Lisboa tem de ter algum tipo de recorde para as salas mais bizarras utilizadas na organização de pequenos concertos underground. Não se consegue explicar o que é ver um concerto de punk, ou hardcore, numa sala como a Casa de Lafões. Aliás, contado, é mesmo impossível descrever o que é a Casa de Lafões. Mas eis que a bizarria da sala da Madalena ganha um concorrente de peso, mais habituado a outro tipo de bailaricos, mas igualmente cada vez mais habituado a trocar a marcha popular pelo two step. De novo, ninguém se acreditaria perante uma descrição cénica e de ambiente da sala do Ginásio do Alto do Pina. Não vou sequer tentar, deixo somente o repto para que, numa outra ocasião, a lá se desloquem. Nem que seja para, durante um qualquer concerto, levar com um pouco de estuque caído dos céus.

A tarde marcava o fim da mini tour encabeçada pelos LIFEDECEIVER e pelos Don’t Disturb My Circles, mas é um daqueles cartazes que, mais nacional, era impossível. Os LIFEDECEIVER vinham de Coimbra. Os Step Back! retornavam à capital vindos de Penafiel. Os A Thousand Words vinham do Algarve e, a receber todos este misto de sotaques, os lisboetas Pussy Hole Treatment e Don’t Disturb My Circles.

Os Pussy Hole Treatment terão ficado bastante agradados pelos problemas de logística iniciais que levaram a um atraso no início dos concertos. À hora marcada, teriam tocado para si e bandas restantes. Assim, a banda conseguiu desde logo reunir na sala cerca de 40 pessoas (que poderá soar pouco, mas tendo em conta a dimensão da sala e arrumação da mesma, significa a sala praticamente composta), desde o início.
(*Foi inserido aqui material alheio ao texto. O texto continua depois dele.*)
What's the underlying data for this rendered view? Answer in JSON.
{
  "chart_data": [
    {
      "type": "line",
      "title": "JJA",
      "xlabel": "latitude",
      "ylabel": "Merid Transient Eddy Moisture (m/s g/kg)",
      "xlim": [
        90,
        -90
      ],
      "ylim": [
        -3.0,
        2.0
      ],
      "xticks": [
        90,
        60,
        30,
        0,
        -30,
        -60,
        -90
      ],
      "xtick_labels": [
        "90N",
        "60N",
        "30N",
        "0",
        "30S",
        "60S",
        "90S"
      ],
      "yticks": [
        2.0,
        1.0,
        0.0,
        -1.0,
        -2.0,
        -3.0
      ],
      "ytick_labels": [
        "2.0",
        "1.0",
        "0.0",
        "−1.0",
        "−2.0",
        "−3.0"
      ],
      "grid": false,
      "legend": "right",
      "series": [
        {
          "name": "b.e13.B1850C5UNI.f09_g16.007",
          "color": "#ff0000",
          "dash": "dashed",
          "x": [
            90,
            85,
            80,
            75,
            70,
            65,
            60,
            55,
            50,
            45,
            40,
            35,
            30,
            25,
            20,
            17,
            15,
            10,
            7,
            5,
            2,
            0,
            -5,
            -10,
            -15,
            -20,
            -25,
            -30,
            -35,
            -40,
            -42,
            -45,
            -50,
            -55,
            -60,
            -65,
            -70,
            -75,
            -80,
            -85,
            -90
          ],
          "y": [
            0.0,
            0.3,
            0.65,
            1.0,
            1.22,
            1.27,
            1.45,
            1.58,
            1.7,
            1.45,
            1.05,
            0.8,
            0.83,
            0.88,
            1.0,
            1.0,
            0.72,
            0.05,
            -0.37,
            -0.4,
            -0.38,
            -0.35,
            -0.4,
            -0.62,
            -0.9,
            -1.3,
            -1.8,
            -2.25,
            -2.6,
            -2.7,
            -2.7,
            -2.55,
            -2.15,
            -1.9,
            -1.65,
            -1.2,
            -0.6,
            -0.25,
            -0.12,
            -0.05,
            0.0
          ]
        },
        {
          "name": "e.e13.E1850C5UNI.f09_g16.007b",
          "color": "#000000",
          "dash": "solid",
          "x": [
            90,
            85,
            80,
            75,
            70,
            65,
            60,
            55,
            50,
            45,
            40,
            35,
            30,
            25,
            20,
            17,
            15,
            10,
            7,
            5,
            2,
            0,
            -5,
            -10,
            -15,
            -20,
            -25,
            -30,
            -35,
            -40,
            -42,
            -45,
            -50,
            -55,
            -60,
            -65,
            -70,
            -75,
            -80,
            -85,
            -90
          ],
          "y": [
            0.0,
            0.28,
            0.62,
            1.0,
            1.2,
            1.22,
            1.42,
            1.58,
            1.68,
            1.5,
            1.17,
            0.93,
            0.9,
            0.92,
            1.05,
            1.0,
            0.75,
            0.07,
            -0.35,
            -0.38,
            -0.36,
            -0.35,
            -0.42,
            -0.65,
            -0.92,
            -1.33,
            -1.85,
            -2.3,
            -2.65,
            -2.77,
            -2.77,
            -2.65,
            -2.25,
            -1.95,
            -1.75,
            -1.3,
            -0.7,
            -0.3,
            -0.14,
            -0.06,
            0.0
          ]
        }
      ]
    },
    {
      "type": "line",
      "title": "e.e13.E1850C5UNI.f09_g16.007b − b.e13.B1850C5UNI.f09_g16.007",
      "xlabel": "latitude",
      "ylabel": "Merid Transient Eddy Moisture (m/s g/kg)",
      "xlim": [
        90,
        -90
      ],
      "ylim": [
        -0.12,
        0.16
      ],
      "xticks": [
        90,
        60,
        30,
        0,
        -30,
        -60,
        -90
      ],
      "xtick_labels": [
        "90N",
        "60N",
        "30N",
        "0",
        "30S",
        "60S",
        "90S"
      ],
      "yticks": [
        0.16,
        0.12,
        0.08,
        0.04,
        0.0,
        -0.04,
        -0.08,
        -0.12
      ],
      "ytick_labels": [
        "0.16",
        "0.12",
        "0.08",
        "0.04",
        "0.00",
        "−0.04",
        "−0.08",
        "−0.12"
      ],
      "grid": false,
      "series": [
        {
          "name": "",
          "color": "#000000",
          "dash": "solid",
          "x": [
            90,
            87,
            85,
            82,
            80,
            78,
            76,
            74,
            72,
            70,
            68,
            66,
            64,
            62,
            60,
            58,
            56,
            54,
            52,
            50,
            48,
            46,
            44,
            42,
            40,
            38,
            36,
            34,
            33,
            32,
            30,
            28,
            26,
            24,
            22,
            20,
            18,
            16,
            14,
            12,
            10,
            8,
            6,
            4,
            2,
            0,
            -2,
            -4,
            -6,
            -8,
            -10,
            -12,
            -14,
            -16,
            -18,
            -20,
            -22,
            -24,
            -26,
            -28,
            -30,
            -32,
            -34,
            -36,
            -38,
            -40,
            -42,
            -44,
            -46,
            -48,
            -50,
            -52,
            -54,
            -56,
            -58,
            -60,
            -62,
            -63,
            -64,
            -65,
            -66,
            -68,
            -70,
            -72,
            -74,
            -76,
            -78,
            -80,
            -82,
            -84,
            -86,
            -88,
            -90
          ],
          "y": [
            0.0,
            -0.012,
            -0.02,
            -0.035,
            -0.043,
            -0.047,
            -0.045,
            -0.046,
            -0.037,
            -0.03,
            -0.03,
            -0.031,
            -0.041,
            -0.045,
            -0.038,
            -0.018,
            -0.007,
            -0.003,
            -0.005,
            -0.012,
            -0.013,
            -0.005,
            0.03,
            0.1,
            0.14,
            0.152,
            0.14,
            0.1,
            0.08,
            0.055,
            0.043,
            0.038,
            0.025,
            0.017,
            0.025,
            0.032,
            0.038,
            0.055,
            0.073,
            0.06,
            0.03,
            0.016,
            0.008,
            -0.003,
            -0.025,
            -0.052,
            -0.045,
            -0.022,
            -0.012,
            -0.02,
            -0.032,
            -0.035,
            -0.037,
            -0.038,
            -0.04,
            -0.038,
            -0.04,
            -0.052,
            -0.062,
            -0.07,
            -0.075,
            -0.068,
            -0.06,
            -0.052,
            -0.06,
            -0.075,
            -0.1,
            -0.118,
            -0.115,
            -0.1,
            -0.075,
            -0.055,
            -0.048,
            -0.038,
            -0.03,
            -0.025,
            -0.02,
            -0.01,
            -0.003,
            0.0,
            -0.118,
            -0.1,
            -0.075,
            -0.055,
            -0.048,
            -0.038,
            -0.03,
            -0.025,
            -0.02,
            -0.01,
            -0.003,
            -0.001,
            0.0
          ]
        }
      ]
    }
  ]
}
A banda, de cara lavada – isto é, novos membros, nada em relação aos hábitos higiénicos dos mesmos -, vai demonstrando o seu amadurecimento sonoro que, pontualmente, se vai desviando daquilo que conhecíamos da banda. Uma intro bastante melódica, por exemplo, é sintomático disso mesmo. Uma cover, bastante personalizada, diga-se, de Have Heart (“Lionheart”), idém. A banda compôs o seu set com incidência nas músicas do split lançado com Never Fail e no seu EP “Destroy Everything Now”, tendo ainda apresentado músicas novas, a lançar brevemente.

Sem dúvida a banda mais deslocada do cartaz - num género pouco habituado a este tipo de desvios musicais -, os Don’t Disturb My Circles tiveram de lutar contra isso mesmo e contra, ainda, problemas técnicos iniciais no seu set. A banda foi distribuindo hardcore caótico na onda de uns Everytime I Die, The Number Twelve Looks Like You ou, mesmo, Dillinger Escape Plan ou Converge. Riffs, como se disse, bastante caóticos, momentos bastante diferentes dentro da própria música, que simulam músicas dentro de músicas, numa espécie de musinception. Uma grande presença em palco (ou mesmo na ausência dele, face ao concerto se ter realizado no chão), bem em consonância com a música que ia sendo, permita-se-me, despejada. Uma banda que merece uma maior abertura de espírito do público, quando, como em cartazes como este, se encontra mais desviada. Mas, acima de tudo, uma banda que merece ganhar o seu próprio público, de um estilo ainda pouco desenvolvido por cá.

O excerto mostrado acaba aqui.